This documents goes through the algorithm for insertions used in Cranberry tree and explains the implementation of the insertion operation in a convenient amount of details.
Quick Note: The description of this algorithm abstracts the low level operations done on a node and its entries and children and rather focuses on the high level implementation of the algorithm.
Important thing to note is that we need to preserve the balance in the tree after each operation and that is we need to preserve the following conditions:
- Every branch must end at the same level of every other branch in the tree. In other words, the length of any path, where path is measured in the number of edges traversed, from the root to any of the leaf nodes must be equal to all the other paths.
- Every node must have a maximum of n entries and n+1 children.
- Every intermediate must have a minimum of ceil(n/2) - 1 entries and ceil(n/2) children, with the expection of the root which can have at least 1 entry and 2 children.
- Every leaf must have a mininmum of floor(n/2) entries and no any children.
The approach to preserve these constraint on every insertion is relatively simple; before traversing always check the child we are going to visit next. if it is full split it into two, otherwise keep traversing remembering to account for the root of course.
Here is a more formal algorithm.
- If we are at the root and it is full then split and create a new root for the tree with the middle entry of the old root and pointing to two new nodes.
- If we are at the leaf (which could be also the root), insert the entry in this node.

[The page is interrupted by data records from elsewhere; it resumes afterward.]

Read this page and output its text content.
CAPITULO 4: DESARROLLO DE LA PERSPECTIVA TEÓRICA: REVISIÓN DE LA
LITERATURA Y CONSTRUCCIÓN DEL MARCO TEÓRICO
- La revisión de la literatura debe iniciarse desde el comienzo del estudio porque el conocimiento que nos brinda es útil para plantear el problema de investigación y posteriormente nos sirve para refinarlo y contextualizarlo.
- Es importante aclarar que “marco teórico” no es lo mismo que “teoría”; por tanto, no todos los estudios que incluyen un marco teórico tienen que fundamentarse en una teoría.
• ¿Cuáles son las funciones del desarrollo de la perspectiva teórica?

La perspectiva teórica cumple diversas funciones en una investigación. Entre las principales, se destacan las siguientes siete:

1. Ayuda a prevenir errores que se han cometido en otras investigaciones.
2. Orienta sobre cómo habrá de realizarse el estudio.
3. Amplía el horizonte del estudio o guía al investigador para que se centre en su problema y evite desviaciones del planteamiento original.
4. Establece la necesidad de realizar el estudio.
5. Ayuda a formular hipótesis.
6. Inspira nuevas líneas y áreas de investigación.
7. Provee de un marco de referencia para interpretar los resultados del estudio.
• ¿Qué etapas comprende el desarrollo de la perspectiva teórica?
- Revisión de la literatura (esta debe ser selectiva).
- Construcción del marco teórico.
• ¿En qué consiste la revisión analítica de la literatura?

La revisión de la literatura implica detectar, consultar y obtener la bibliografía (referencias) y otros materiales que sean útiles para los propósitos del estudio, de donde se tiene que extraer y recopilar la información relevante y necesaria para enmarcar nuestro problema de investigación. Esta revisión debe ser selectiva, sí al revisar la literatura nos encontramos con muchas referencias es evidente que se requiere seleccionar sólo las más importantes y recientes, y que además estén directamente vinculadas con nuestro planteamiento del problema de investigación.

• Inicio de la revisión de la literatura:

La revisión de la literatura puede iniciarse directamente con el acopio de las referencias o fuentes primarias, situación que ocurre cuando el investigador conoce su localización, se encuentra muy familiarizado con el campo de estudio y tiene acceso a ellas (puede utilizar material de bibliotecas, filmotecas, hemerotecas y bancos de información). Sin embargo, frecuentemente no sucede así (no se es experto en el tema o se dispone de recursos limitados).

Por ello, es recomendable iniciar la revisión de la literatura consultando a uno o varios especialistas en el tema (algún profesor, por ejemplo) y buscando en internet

- If the next child we are going to traverse needs to be splitted, then split the child into two.
- call yourself recursively on the next child.
Note: We distribute the children among the two nodes when we are splitting an intermediate node.
First let us very quickly go over the interface function:
void cbt_insert(cranbtree_t* bt, int key, void* object)
The function will create a new entry with the key and object and then will call a helper function that will do the insertion for it. After that it will update the cranbtree attributes such as the max key, min key and length.
All the magic happens in this helper function which can be found in insert.c:
static void bt_insert_helper(cranbtree_t* bt ,cbt_node_t* root, cbt_entry_t* entry)
On high level, the function wil go through all the steps highlighted above in the Algorithm section. However what I want to do in this section is point out the different pieces of code that helps this function do so.
We have our node functions which can be found in node.c which does entry insertions preserving the order of entries and their children as well as gets the next child to be traversed.
Finally, we have two split functions in the same file. The first one handles the split on the root. If the root is full, a new root is created with the middle entry of the old root and assigned to the root attribute of the cranbtree struct. The old root entries is the distributed among the new two roots. The other function splits the child if it is not a leaf and the middle entry is inserted into the parent of this child.